Un bijou pop et brutaliste dans le Nord vaudois
À deux pas d’Yverdon se dresse, depuis 1976, le bâtiment de la HEIG-VD. À la fois imposant par son brutalisme assumé et parfaitement intégré dans son environnement, il représente une page importante de l’histoire architecturale vaudoise, un témoignage fascinant des années 1970.
Dans un paysage en pente douce qui descend vers le lac de Neuchâtel, un grand ensemble de béton se dresse depuis près d’un demi-siècle : l’actuelle Haute école d’ingénierie et de gestion (HEIG-VD), connue lors de son inauguration en 1976 sous le nom d’École technique supérieure de l’État de Vaud. En 2012, pour faire face à la hausse substantielle de ses effectifs, l’école est agrandie: «Heureusement, l’extension du bâtiment d’origine joue sur un agrandissement à l’identique au nord-est, moyennant bien sûr quelques adaptations et améliorations techniques», explique Nadja Maillard, historienne de l’architecture qui connaît bien les bâtiments d’État.

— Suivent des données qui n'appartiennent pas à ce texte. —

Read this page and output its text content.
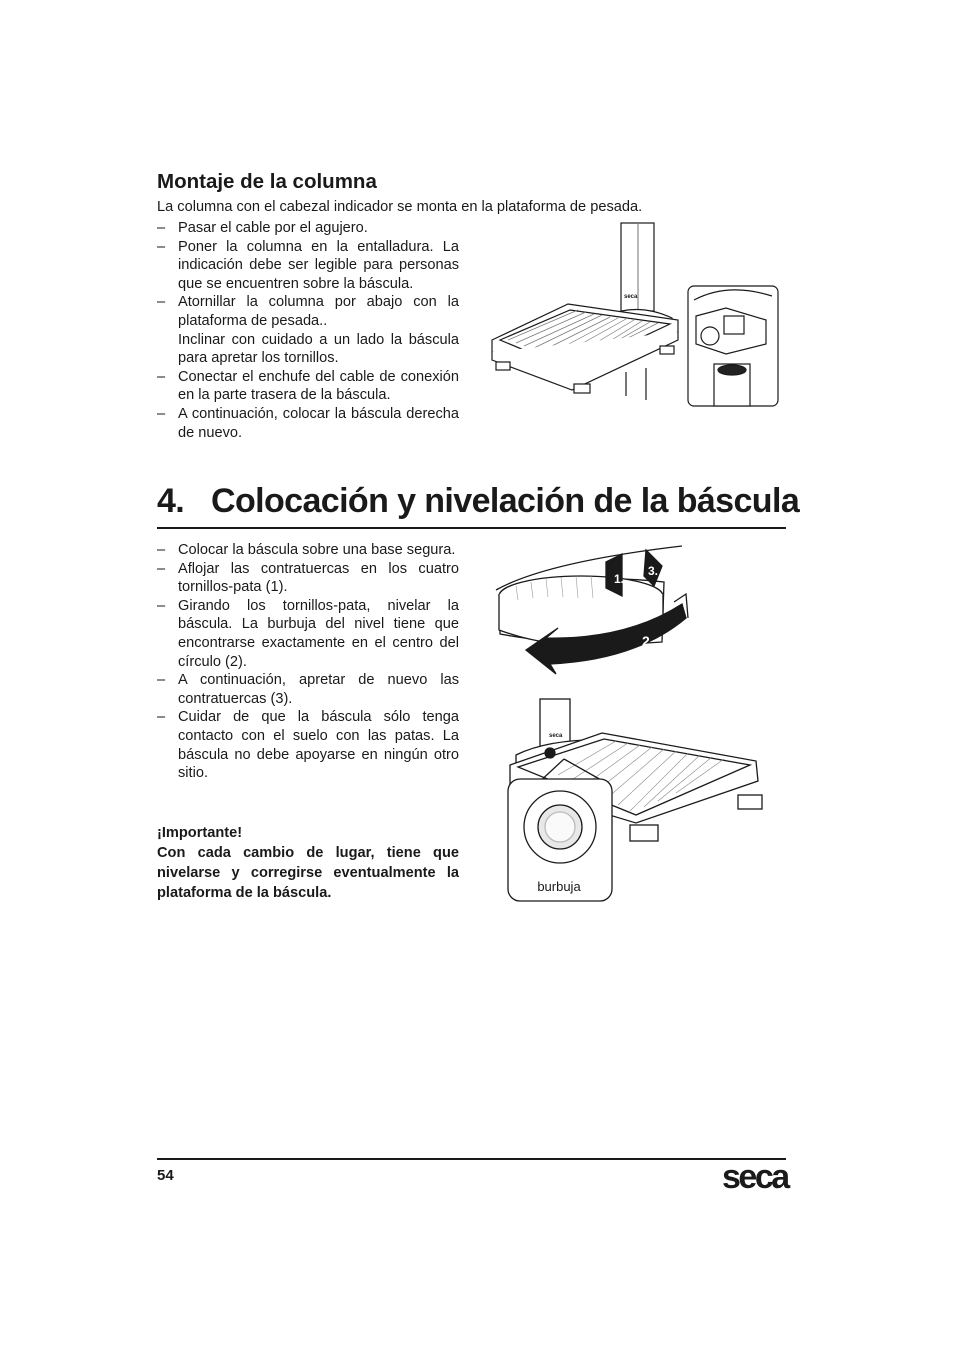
Montaje de la columna
La columna con el cabezal indicador se monta en la plataforma de pesada.
– Pasar el cable por el agujero.
– Poner la columna en la entalladura. La indicación debe ser legible para personas que se encuentren sobre la báscula.
– Atornillar la columna por abajo con la plataforma de pesada..
Inclinar con cuidado a un lado la báscula para apretar los tornillos.
– Conectar el enchufe del cable de conexión en la parte trasera de la báscula.
– A continuación, colocar la báscula derecha de nuevo.
seca
4. Colocación y nivelación de la báscula
– Colocar la báscula sobre una base segura.
– Aflojar las contratuercas en los cuatro tornillos-pata (1).
– Girando los tornillos-pata, nivelar la báscula. La burbuja del nivel tiene que encontrarse exactamente en el centro del círculo (2).
– A continuación, apretar de nuevo las contratuercas (3).
– Cuidar de que la báscula sólo tenga contacto con el suelo con las patas. La báscula no debe apoyarse en ningún otro sitio.
¡Importante!
Con cada cambio de lugar, tiene que nivelarse y corregirse eventualmente la plataforma de la báscula.
1.
3.
2.
seca
burbuja
54	seca
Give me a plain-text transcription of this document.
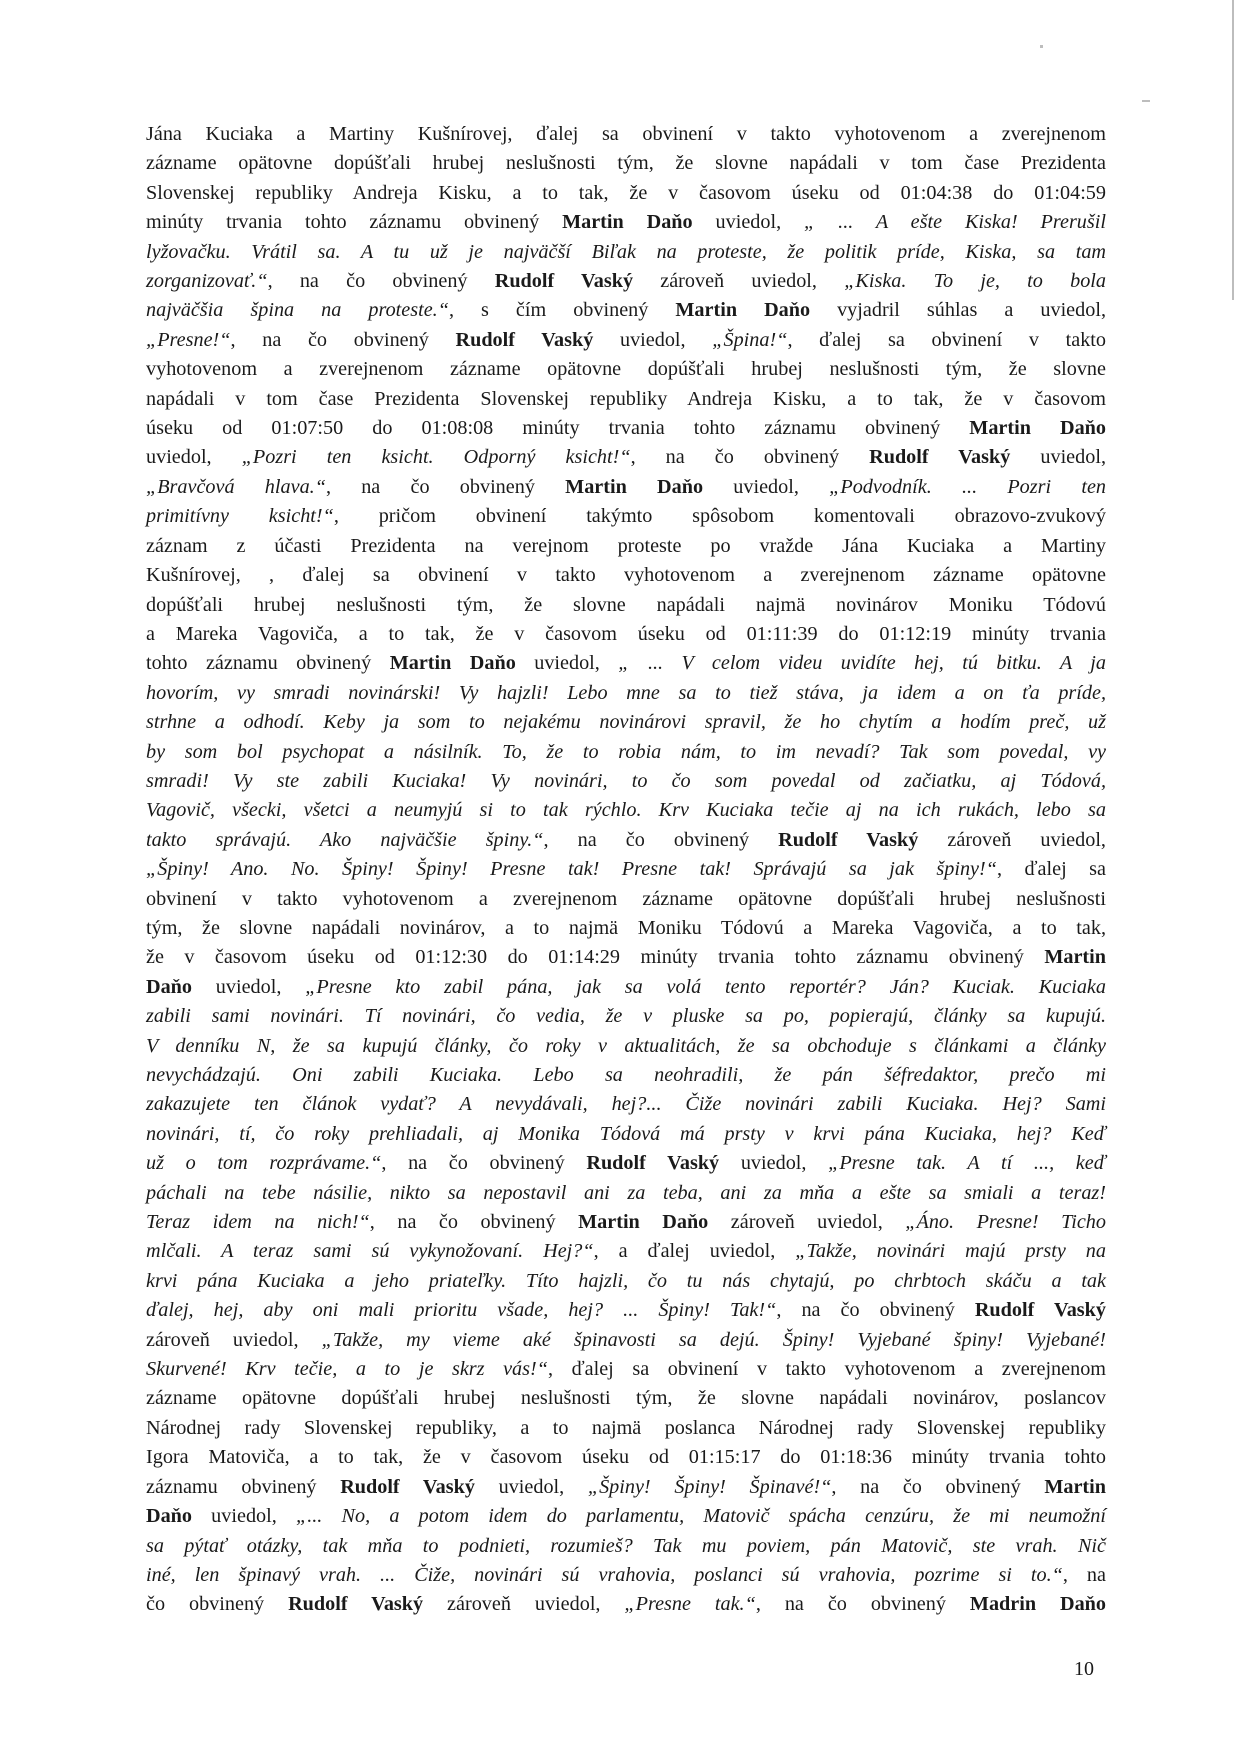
Jána Kuciaka a Martiny Kušnírovej, ďalej sa obvinení v takto vyhotovenom a zverejnenom
zázname opätovne dopúšťali hrubej neslušnosti tým, že slovne napádali v tom čase Prezidenta
Slovenskej republiky Andreja Kisku, a to tak, že v časovom úseku od 01:04:38 do 01:04:59
minúty trvania tohto záznamu obvinený Martin Daňo uviedol, „ ... A ešte Kiska! Prerušil
lyžovačku. Vrátil sa. A tu už je najväčší Biľak na proteste, že politik príde, Kiska, sa tam
zorganizovať.“, na čo obvinený Rudolf Vaský zároveň uviedol, „Kiska. To je, to bola
najväčšia špina na proteste.“, s čím obvinený Martin Daňo vyjadril súhlas a uviedol,
„Presne!“, na čo obvinený Rudolf Vaský uviedol, „Špina!“, ďalej sa obvinení v takto
vyhotovenom a zverejnenom zázname opätovne dopúšťali hrubej neslušnosti tým, že slovne
napádali v tom čase Prezidenta Slovenskej republiky Andreja Kisku, a to tak, že v časovom
úseku od 01:07:50 do 01:08:08 minúty trvania tohto záznamu obvinený Martin Daňo
uviedol, „Pozri ten ksicht. Odporný ksicht!“, na čo obvinený Rudolf Vaský uviedol,
„Bravčová hlava.“, na čo obvinený Martin Daňo uviedol, „Podvodník. ... Pozri ten
primitívny ksicht!“, pričom obvinení takýmto spôsobom komentovali obrazovo-zvukový
záznam z účasti Prezidenta na verejnom proteste po vražde Jána Kuciaka a Martiny
Kušnírovej, , ďalej sa obvinení v takto vyhotovenom a zverejnenom zázname opätovne
dopúšťali hrubej neslušnosti tým, že slovne napádali najmä novinárov Moniku Tódovú
a Mareka Vagoviča, a to tak, že v časovom úseku od 01:11:39 do 01:12:19 minúty trvania
tohto záznamu obvinený Martin Daňo uviedol, „ ... V celom videu uvidíte hej, tú bitku. A ja
hovorím, vy smradi novinárski! Vy hajzli! Lebo mne sa to tiež stáva, ja idem a on ťa príde,
strhne a odhodí. Keby ja som to nejakému novinárovi spravil, že ho chytím a hodím preč, už
by som bol psychopat a násilník. To, že to robia nám, to im nevadí? Tak som povedal, vy
smradi! Vy ste zabili Kuciaka! Vy novinári, to čo som povedal od začiatku, aj Tódová,
Vagovič, všecki, všetci a neumyjú si to tak rýchlo. Krv Kuciaka tečie aj na ich rukách, lebo sa
takto správajú. Ako najväčšie špiny.“, na čo obvinený Rudolf Vaský zároveň uviedol,
„Špiny! Ano. No. Špiny! Špiny! Presne tak! Presne tak! Správajú sa jak špiny!“, ďalej sa
obvinení v takto vyhotovenom a zverejnenom zázname opätovne dopúšťali hrubej neslušnosti
tým, že slovne napádali novinárov, a to najmä Moniku Tódovú a Mareka Vagoviča, a to tak,
že v časovom úseku od 01:12:30 do 01:14:29 minúty trvania tohto záznamu obvinený Martin
Daňo uviedol, „Presne kto zabil pána, jak sa volá tento reportér? Ján? Kuciak. Kuciaka
zabili sami novinári. Tí novinári, čo vedia, že v pluske sa po, popierajú, články sa kupujú.
V denníku N, že sa kupujú články, čo roky v aktualitách, že sa obchoduje s článkami a články
nevychádzajú. Oni zabili Kuciaka. Lebo sa neohradili, že pán šéfredaktor, prečo mi
zakazujete ten článok vydať? A nevydávali, hej?... Čiže novinári zabili Kuciaka. Hej? Sami
novinári, tí, čo roky prehliadali, aj Monika Tódová má prsty v krvi pána Kuciaka, hej? Keď
už o tom rozprávame.“, na čo obvinený Rudolf Vaský uviedol, „Presne tak. A tí ..., keď
páchali na tebe násilie, nikto sa nepostavil ani za teba, ani za mňa a ešte sa smiali a teraz!
Teraz idem na nich!“, na čo obvinený Martin Daňo zároveň uviedol, „Áno. Presne! Ticho
mlčali. A teraz sami sú vykynožovaní. Hej?“, a ďalej uviedol, „Takže, novinári majú prsty na
krvi pána Kuciaka a jeho priateľky. Títo hajzli, čo tu nás chytajú, po chrbtoch skáču a tak
ďalej, hej, aby oni mali prioritu všade, hej? ... Špiny! Tak!“, na čo obvinený Rudolf Vaský
zároveň uviedol, „Takže, my vieme aké špinavosti sa dejú. Špiny! Vyjebané špiny! Vyjebané!
Skurvené! Krv tečie, a to je skrz vás!“, ďalej sa obvinení v takto vyhotovenom a zverejnenom
zázname opätovne dopúšťali hrubej neslušnosti tým, že slovne napádali novinárov, poslancov
Národnej rady Slovenskej republiky, a to najmä poslanca Národnej rady Slovenskej republiky
Igora Matoviča, a to tak, že v časovom úseku od 01:15:17 do 01:18:36 minúty trvania tohto
záznamu obvinený Rudolf Vaský uviedol, „Špiny! Špiny! Špinavé!“, na čo obvinený Martin
Daňo uviedol, „... No, a potom idem do parlamentu, Matovič spácha cenzúru, že mi neumožní
sa pýtať otázky, tak mňa to podnieti, rozumieš? Tak mu poviem, pán Matovič, ste vrah. Nič
iné, len špinavý vrah. ... Čiže, novinári sú vrahovia, poslanci sú vrahovia, pozrime si to.“, na
čo obvinený Rudolf Vaský zároveň uviedol, „Presne tak.“, na čo obvinený Madrin Daňo
10
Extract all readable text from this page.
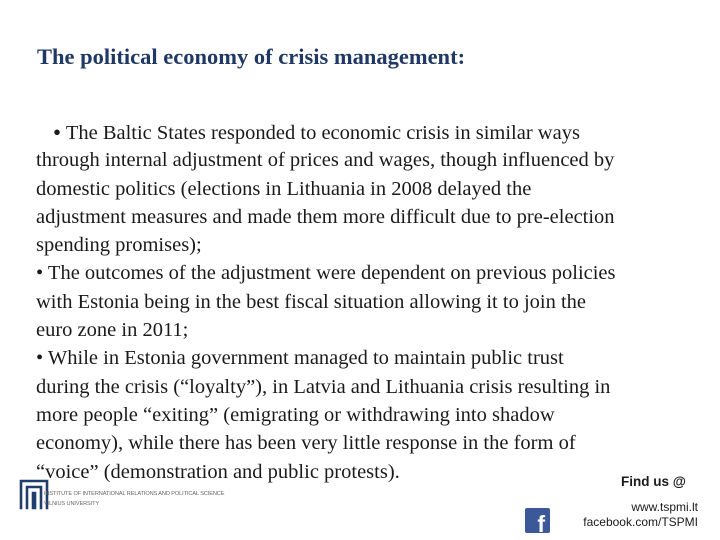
The political economy of crisis management:
• The Baltic States responded to economic crisis in similar ways
through internal adjustment of prices and wages, though influenced by
domestic politics (elections in Lithuania in 2008 delayed the
adjustment measures and made them more difficult due to pre-election
spending promises);
• The outcomes of the adjustment were dependent on previous policies
with Estonia being in the best fiscal situation allowing it to join the
euro zone in 2011;
• While in Estonia government managed to maintain public trust
during the crisis (“loyalty”), in Latvia and Lithuania crisis resulting in
more people “exiting” (emigrating or withdrawing into shadow
economy), while there has been very little response in the form of
“voice” (demonstration and public protests).
INSTITUTE OF INTERNATIONAL RELATIONS AND POLITICAL SCIENCE
VILNIUS UNIVERSITY
Find us @
f
www.tspmi.lt
facebook.com/TSPMI
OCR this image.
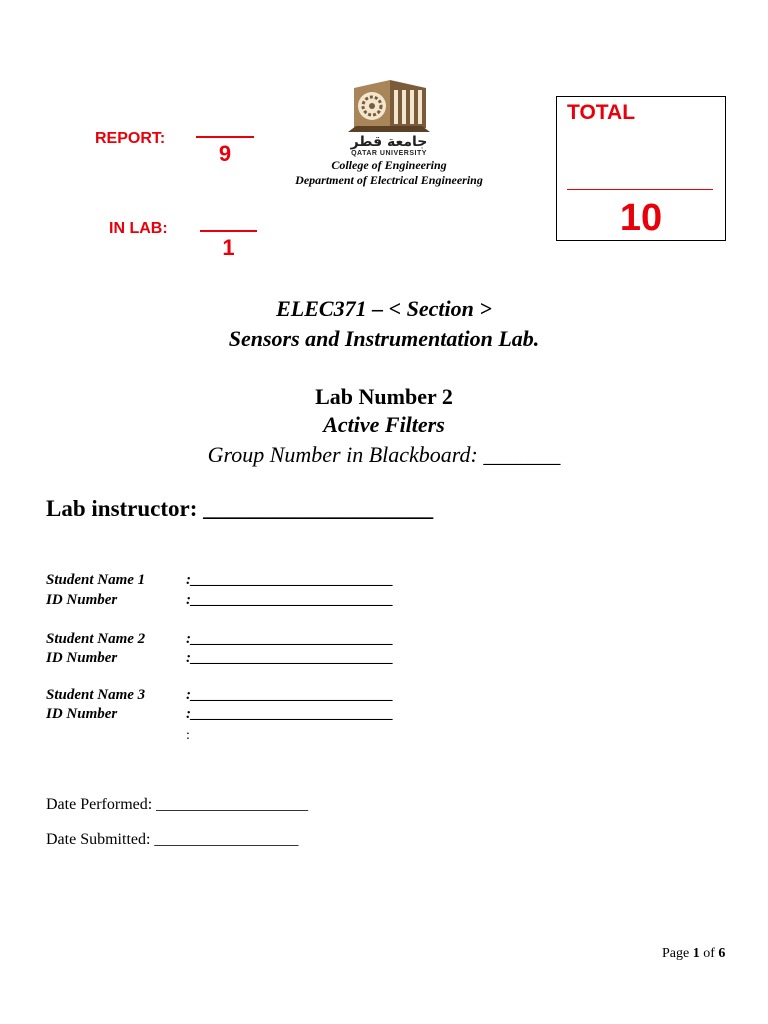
REPORT:
9
IN LAB:
1
جامعة قطر
QATAR UNIVERSITY
College of Engineering
Department of Electrical Engineering
TOTAL
10
ELEC371 – < Section >
Sensors and Instrumentation Lab.
Lab Number 2
Active Filters
Group Number in Blackboard: _______
Lab instructor: ____________________
Student Name 1	:___________________________
ID Number	:___________________________
Student Name 2	:___________________________
ID Number	:___________________________
Student Name 3	:___________________________
ID Number	:___________________________
:
Date Performed: ___________________
Date Submitted: __________________
Page 1 of 6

Un projet issu d’une volonté politique forte
L’histoire de cette école commence au début des années 1960, lorsque l’État décide de décentraliser certaines de ses institutions d’enseignement. «Le Nord vaudois connaît alors une expansion économique et démographique rapide, et le choix s’arrête sur Yverdon et ses environs», rappelle l’historienne. Le projet naît d’un concours d’architecture à deux tours, lancé en 1965, et les lauréats sont désignés en 1972: Claude Paillard et Peter Lehmann, deux architectes qui marqueront durablement le paysage vaudois. Quatre ans plus tard, l’école est inaugurée. La parcelle choisie n’est pas anodine. «Elle appartenait autrefois au domaine de Champ-Pittet, acheté au XVIIIᵉ siècle par François Haldimand, dont le nom bien connu est resté dans la toponymie yverdonnoise», glisse Nadja Maillard comme pour rappeler que l’histoire du lieu ne commence pas avec le béton…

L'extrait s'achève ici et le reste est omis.